①新型コロナウイルス感染拡大防止策として、臨時休業した小学校等に通う子。
②風邪症状など新型コロナウイルスに感染したおそれのある小学校等に通う子。
<対象となる保護者>
・親権者、未成年後見人、その他の者(里親、祖父母等)であって、子どもを現に監護する者。

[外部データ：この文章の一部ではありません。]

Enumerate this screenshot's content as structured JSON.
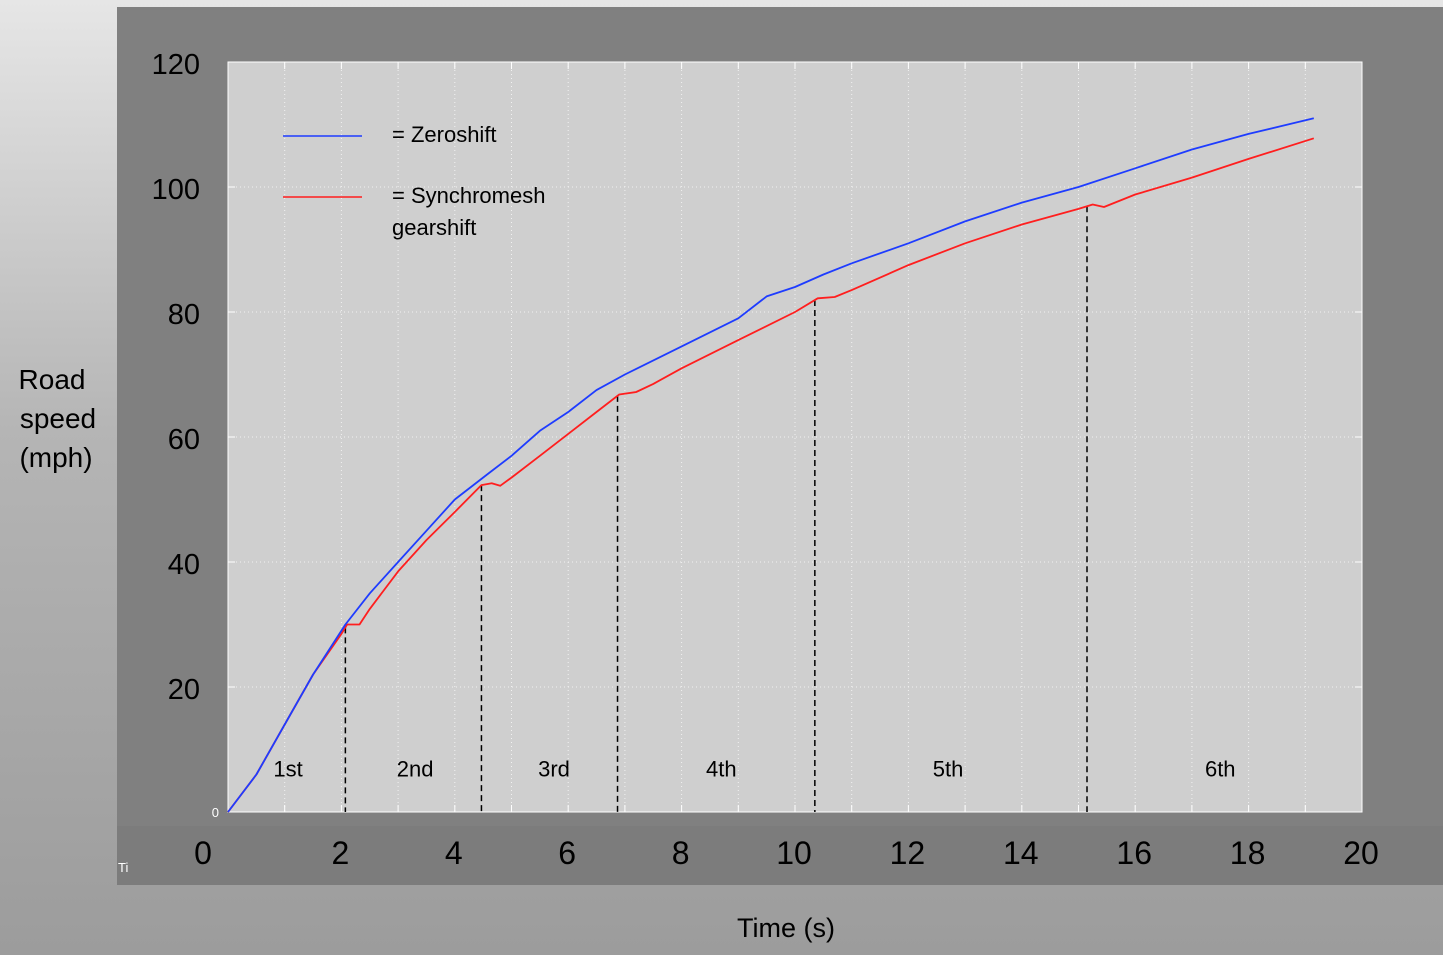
{
  "chart_data": {
    "type": "line",
    "xlabel": "Time (s)",
    "ylabel_lines": [
      "Road",
      "speed",
      "(mph)"
    ],
    "xlim": [
      0,
      20
    ],
    "ylim": [
      0,
      120
    ],
    "x_ticks": [
      0,
      2,
      4,
      6,
      8,
      10,
      12,
      14,
      16,
      18,
      20
    ],
    "y_ticks": [
      20,
      40,
      60,
      80,
      100,
      120
    ],
    "y_zero_label": "0",
    "corner_label": "Ti",
    "grid": true,
    "legend_position": "top-left",
    "series": [
      {
        "name": "= Zeroshift",
        "color": "#1e3cff",
        "points": [
          [
            0,
            0
          ],
          [
            0.5,
            6
          ],
          [
            1,
            14
          ],
          [
            1.5,
            22
          ],
          [
            2.07,
            30
          ],
          [
            2.5,
            35
          ],
          [
            3,
            40
          ],
          [
            3.5,
            45
          ],
          [
            4,
            50
          ],
          [
            4.57,
            54
          ],
          [
            5,
            57
          ],
          [
            5.5,
            61
          ],
          [
            6,
            64
          ],
          [
            6.5,
            67.5
          ],
          [
            7,
            70
          ],
          [
            8,
            74.5
          ],
          [
            9,
            79
          ],
          [
            9.5,
            82.5
          ],
          [
            10,
            84
          ],
          [
            10.5,
            86
          ],
          [
            11,
            87.8
          ],
          [
            12,
            91
          ],
          [
            13,
            94.5
          ],
          [
            14,
            97.5
          ],
          [
            15,
            100
          ],
          [
            16,
            103
          ],
          [
            17,
            106
          ],
          [
            18,
            108.5
          ],
          [
            19.15,
            111
          ]
        ]
      },
      {
        "name": "= Synchromesh gearshift",
        "color": "#ff1e1e",
        "points": [
          [
            0,
            0
          ],
          [
            0.5,
            6
          ],
          [
            1,
            14
          ],
          [
            1.5,
            22
          ],
          [
            2.0,
            28.5
          ],
          [
            2.1,
            30
          ],
          [
            2.32,
            30
          ],
          [
            2.5,
            32.5
          ],
          [
            3,
            38.5
          ],
          [
            3.5,
            43.5
          ],
          [
            4,
            48
          ],
          [
            4.47,
            52.3
          ],
          [
            4.65,
            52.6
          ],
          [
            4.8,
            52.2
          ],
          [
            5,
            53.5
          ],
          [
            5.5,
            57
          ],
          [
            6,
            60.5
          ],
          [
            6.5,
            64
          ],
          [
            6.9,
            66.8
          ],
          [
            7.2,
            67.2
          ],
          [
            7.5,
            68.5
          ],
          [
            8,
            71
          ],
          [
            9,
            75.5
          ],
          [
            10,
            80
          ],
          [
            10.4,
            82.2
          ],
          [
            10.7,
            82.4
          ],
          [
            11,
            83.5
          ],
          [
            12,
            87.5
          ],
          [
            13,
            91
          ],
          [
            14,
            94
          ],
          [
            15,
            96.5
          ],
          [
            15.25,
            97.2
          ],
          [
            15.45,
            96.8
          ],
          [
            16,
            98.8
          ],
          [
            17,
            101.5
          ],
          [
            18,
            104.5
          ],
          [
            19.15,
            107.8
          ]
        ]
      }
    ],
    "gear_change_times": [
      2.07,
      4.47,
      6.87,
      10.35,
      15.15
    ],
    "gear_labels": [
      {
        "text": "1st",
        "x": 1.06
      },
      {
        "text": "2nd",
        "x": 3.3
      },
      {
        "text": "3rd",
        "x": 5.75
      },
      {
        "text": "4th",
        "x": 8.7
      },
      {
        "text": "5th",
        "x": 12.7
      },
      {
        "text": "6th",
        "x": 17.5
      }
    ],
    "gear_label_y": 7
  }
}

・上記のほか、各事業主が有給休暇の対象とする場合は、子どもの世話を一時的に補助する親族も含む。
<対象となる日>
①の子…学校:学校のもともとの休日以外の日
その他施設:本来施設が利用可能な日
②の子…学校の春休みなどにかかわらず令和2年2月27日から3月31日の間は対象
- 半日単位の休暇、時間単位の休暇
対象となる。(※ただし、勤務時間短縮は所定労働時間自体の短縮措置であり、休暇とは異なるため対象外。)
- 就業規則等における規定の有無
休暇制度について就業規則や社内規定の整備を行うことが望ましいが、就業規則等が整備されていない場合でも要件に該当する休暇を付与した場合は対象となる。